Realtime ML for MNOs

Provided services:

Large Scale Data Processing • Machine Learning Model Development & Implementation • Real-time Analytics • Customised Advertising Solutions

The Customer:

T-Mobile Hungary, part of the global telecommunications group, is a leading provider of mobile communications services in Hungary. Always at the forefront of innovation, T-Mobile Hungary continually seeks opportunities to enhance its offerings and create new revenue streams.

Project Summary:

To tap into the potential of location-specific advertising, T-Mobile Hungary envisioned a system that could predict the movements of its subscribers. We collaborated to create a large-scale Machine Learning (ML) solution that would not only process real-time data from T-Mobile's Intelligent Network but also forecast the likelihood of a subscriber passing a particular location.

Services:

• Large Scale Data Processing

• Machine Learning Model Development & Implementation

• Real-time Analytics

• Customized Advertising Solutions

Overview:

The core of the project revolved around harnessing the power of eXtended Detail Records (XDRs) - encompassing call, message, and internet details - and processing them in real time. By analyzing this data, the goal was to predict the probable paths subscribers might take, enabling businesses to push timely and relevant advertisements.

Challenges:

The vast volume of real-time data presented significant challenges. Processing and analyzing millions of XDRs daily required a robust system. Additionally, the predictions had to be highly accurate to ensure the relevance of the advertisements and to avoid any negative user experience.

Solution:

We utilized the Green Plum Database technology, known for its capacity to manage large datasets, and combined it with custom Java code to handle the data influx. The heart of the solution was the ML model, designed to analyze patterns and behaviors from the XDRs. By understanding a user's routine and frequent locations, the model could predict with high probability the future paths a subscriber might take.

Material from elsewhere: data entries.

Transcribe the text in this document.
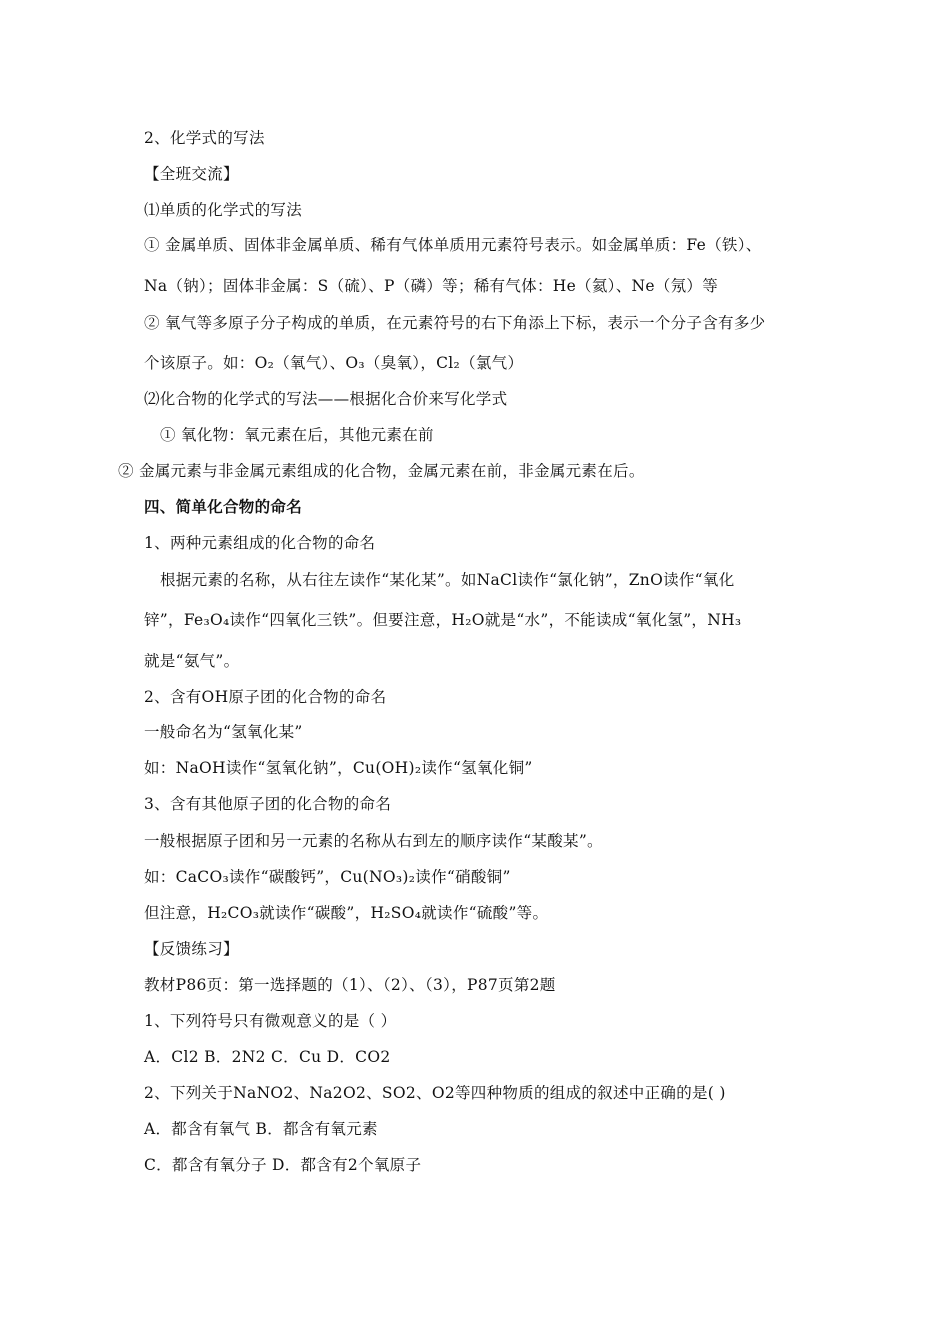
2、化学式的写法
【全班交流】
⑴单质的化学式的写法
① 金属单质、固体非金属单质、稀有气体单质用元素符号表示。如金属单质：Fe（铁）、
Na（钠）；固体非金属：S（硫）、P（磷）等；稀有气体：He（氦）、Ne（氖）等
② 氧气等多原子分子构成的单质，在元素符号的右下角添上下标，表示一个分子含有多少
个该原子。如：O₂（氧气）、O₃（臭氧），Cl₂（氯气）
⑵化合物的化学式的写法——根据化合价来写化学式
① 氧化物：氧元素在后，其他元素在前
② 金属元素与非金属元素组成的化合物，金属元素在前，非金属元素在后。
四、简单化合物的命名
1、两种元素组成的化合物的命名
根据元素的名称，从右往左读作“某化某”。如NaCl读作“氯化钠”，ZnO读作“氧化
锌”，Fe₃O₄读作“四氧化三铁”。但要注意，H₂O就是“水”，不能读成“氧化氢”，NH₃
就是“氨气”。
2、含有OH原子团的化合物的命名
一般命名为“氢氧化某”
如：NaOH读作“氢氧化钠”，Cu(OH)₂读作“氢氧化铜”
3、含有其他原子团的化合物的命名
一般根据原子团和另一元素的名称从右到左的顺序读作“某酸某”。
如：CaCO₃读作“碳酸钙”，Cu(NO₃)₂读作“硝酸铜”
但注意，H₂CO₃就读作“碳酸”，H₂SO₄就读作“硫酸”等。
【反馈练习】
教材P86页：第一选择题的（1）、（2）、（3），P87页第2题
1、下列符号只有微观意义的是（ ）
A．Cl2 B．2N2 C．Cu D．CO2
2、下列关于NaNO2、Na2O2、SO2、O2等四种物质的组成的叙述中正确的是( )
A．都含有氧气 B．都含有氧元素
C．都含有氧分子 D．都含有2个氧原子
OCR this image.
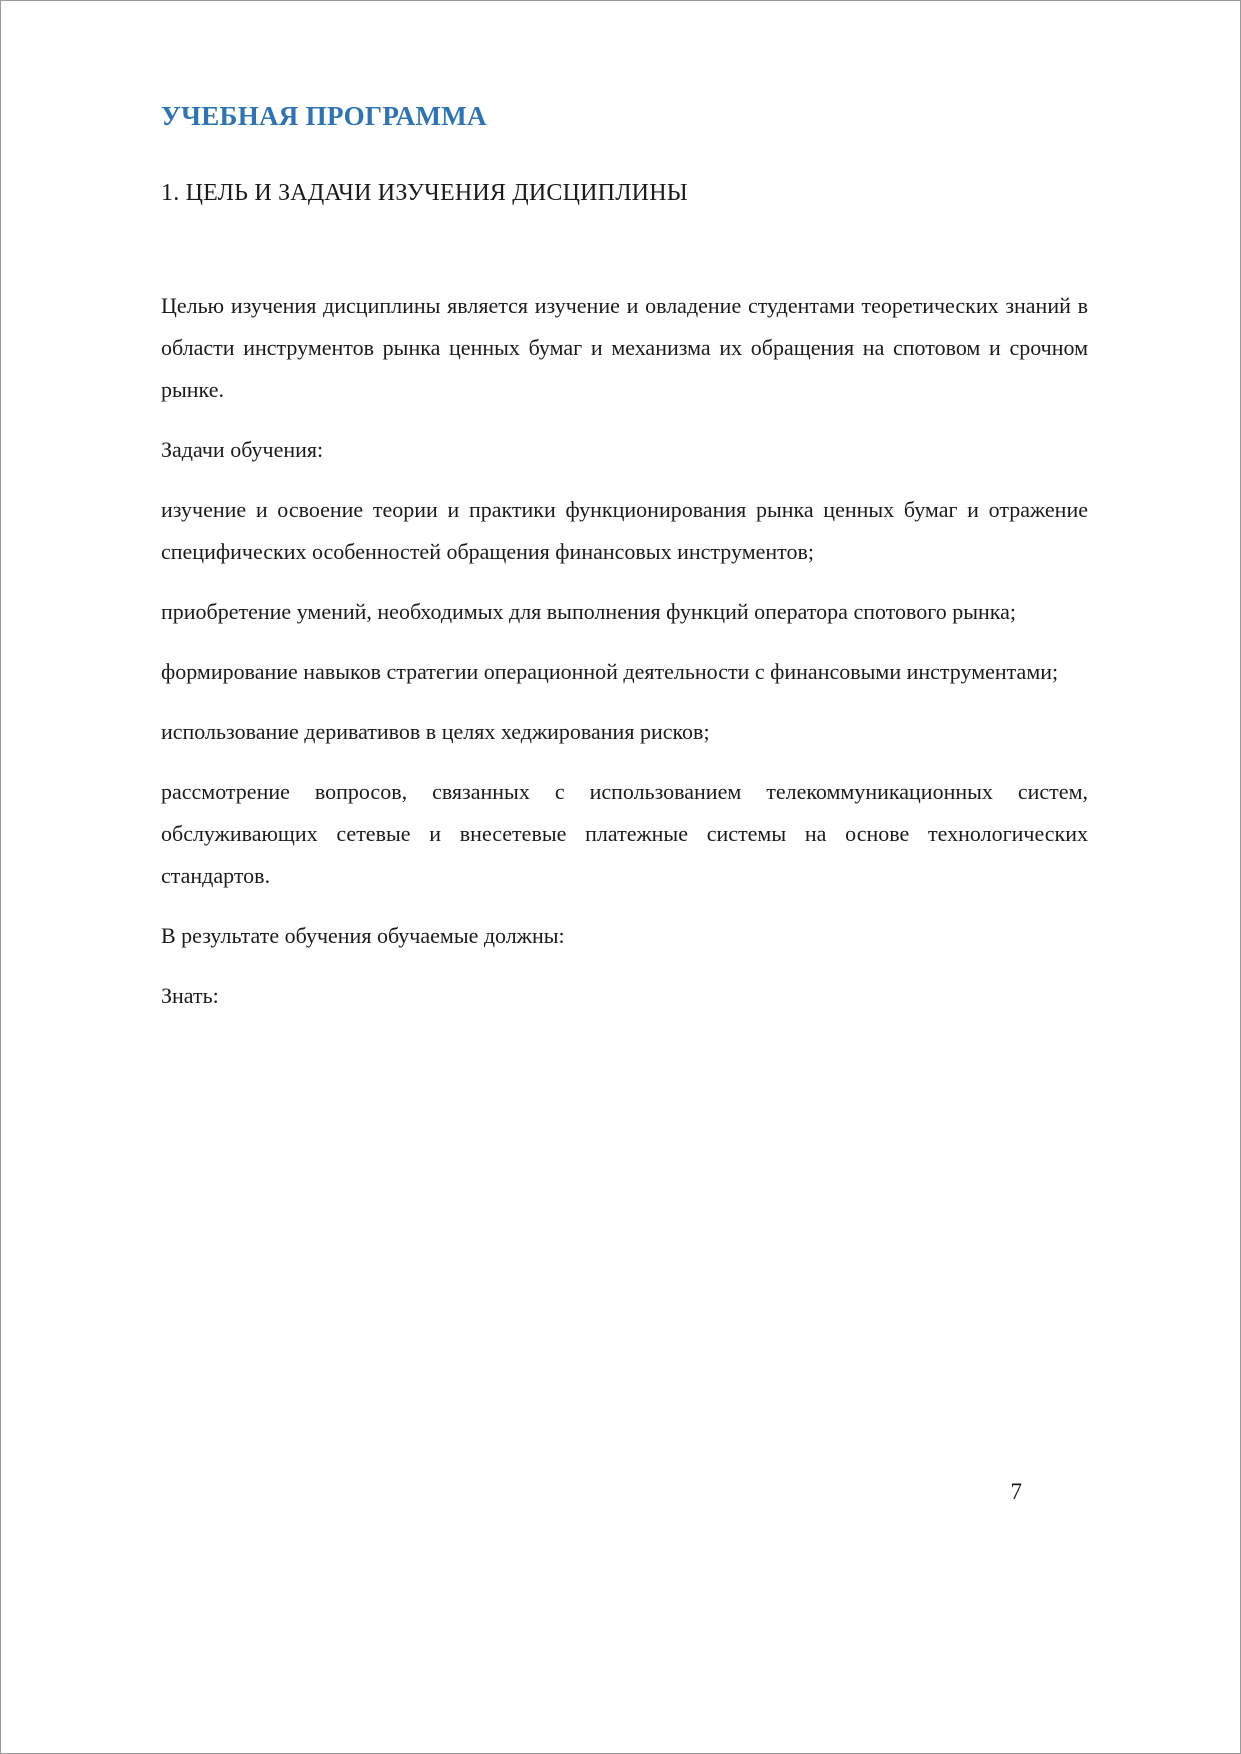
УЧЕБНАЯ ПРОГРАММА
1. ЦЕЛЬ И ЗАДАЧИ ИЗУЧЕНИЯ ДИСЦИПЛИНЫ

Целью изучения дисциплины является изучение и овладение студентами теоретических знаний в области инструментов рынка ценных бумаг и механизма их обращения на спотовом и срочном рынке.

Задачи обучения:

изучение и освоение теории и практики функционирования рынка ценных бумаг и отражение специфических особенностей обращения финансовых инструментов;

приобретение умений, необходимых для выполнения функций оператора спотового рынка;

формирование навыков стратегии операционной деятельности с финансовыми инструментами;

использование деривативов в целях хеджирования рисков;

рассмотрение вопросов, связанных с использованием телекоммуникационных систем, обслуживающих сетевые и внесетевые платежные системы на основе технологических стандартов.

В результате обучения обучаемые должны:

Знать:

7
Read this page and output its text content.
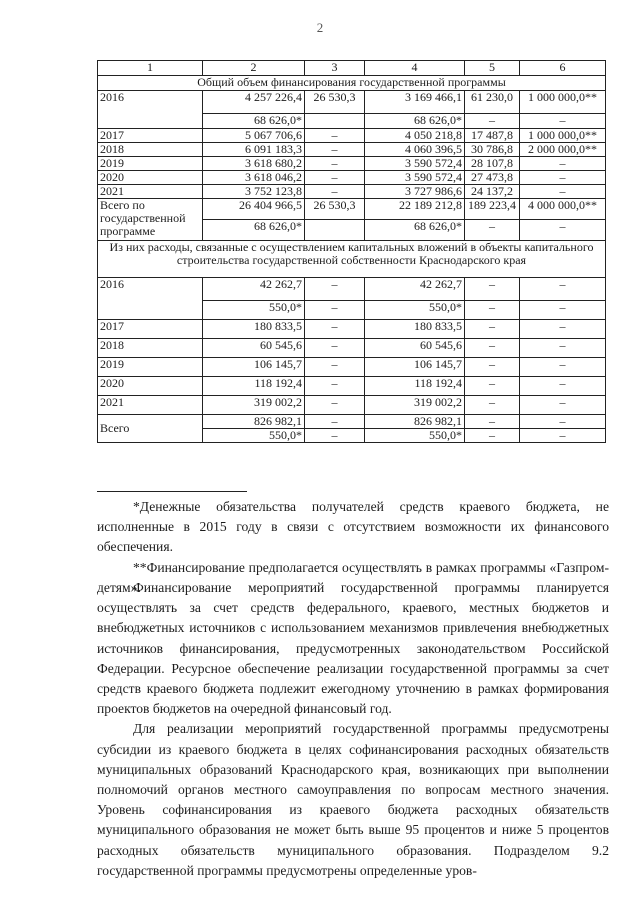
2
1	2	3	4	5	6
Общий объем финансирования государственной программы					
2016	4 257 226,4	26 530,3	3 169 466,1	61 230,0	1 000 000,0**
	68 626,0*		68 626,0*	–	–
2017	5 067 706,6	–	4 050 218,8	17 487,8	1 000 000,0**
2018	6 091 183,3	–	4 060 396,5	30 786,8	2 000 000,0**
2019	3 618 680,2	–	3 590 572,4	28 107,8	–
2020	3 618 046,2	–	3 590 572,4	27 473,8	–
2021	3 752 123,8	–	3 727 986,6	24 137,2	–
Всего по государственной программе	26 404 966,5	26 530,3	22 189 212,8	189 223,4	4 000 000,0**
	68 626,0*		68 626,0*	–	–
Из них расходы, связанные с осуществлением капитальных вложений в объекты капитального строительства государственной собственности Краснодарского края					
2016	42 262,7	–	42 262,7	–	–
	550,0*	–	550,0*	–	–
2017	180 833,5	–	180 833,5	–	–
2018	60 545,6	–	60 545,6	–	–
2019	106 145,7	–	106 145,7	–	–
2020	118 192,4	–	118 192,4	–	–
2021	319 002,2	–	319 002,2	–	–
Всего	826 982,1	–	826 982,1	–	–
	550,0*	–	550,0*	–	–

*Денежные обязательства получателей средств краевого бюджета, не исполненные в 2015 году в связи с отсутствием возможности их финансового обеспечения.

**Финансирование предполагается осуществлять в рамках программы «Газпром-детям».

Финансирование мероприятий государственной программы планируется осуществлять за счет средств федерального, краевого, местных бюджетов и внебюджетных источников с использованием механизмов привлечения внебюджетных источников финансирования, предусмотренных законодательством Российской Федерации. Ресурсное обеспечение реализации государственной программы за счет средств краевого бюджета подлежит ежегодному уточнению в рамках формирования проектов бюджетов на очередной финансовый год.

Для реализации мероприятий государственной программы предусмотрены субсидии из краевого бюджета в целях софинансирования расходных обязательств муниципальных образований Краснодарского края, возникающих при выполнении полномочий органов местного самоуправления по вопросам местного значения. Уровень софинансирования из краевого бюджета расходных обязательств муниципального образования не может быть выше 95 процентов и ниже 5 процентов расходных обязательств муниципального образования. Подразделом 9.2 государственной программы предусмотрены определенные уров-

For instance, a car dealership could strategically place ads for a user who was predicted to pass by their showroom, ensuring visibility before, during, and after the potential visit.

Outcome:

The platform was a resounding success. By leveraging real-time data and accurate predictions, T-Mobile Hungary could offer businesses a unique advertising opportunity. The resulting advertising inventory not only provided businesses with a novel way to reach potential customers but also generated a significant new revenue stream for T-Mobile Hungary.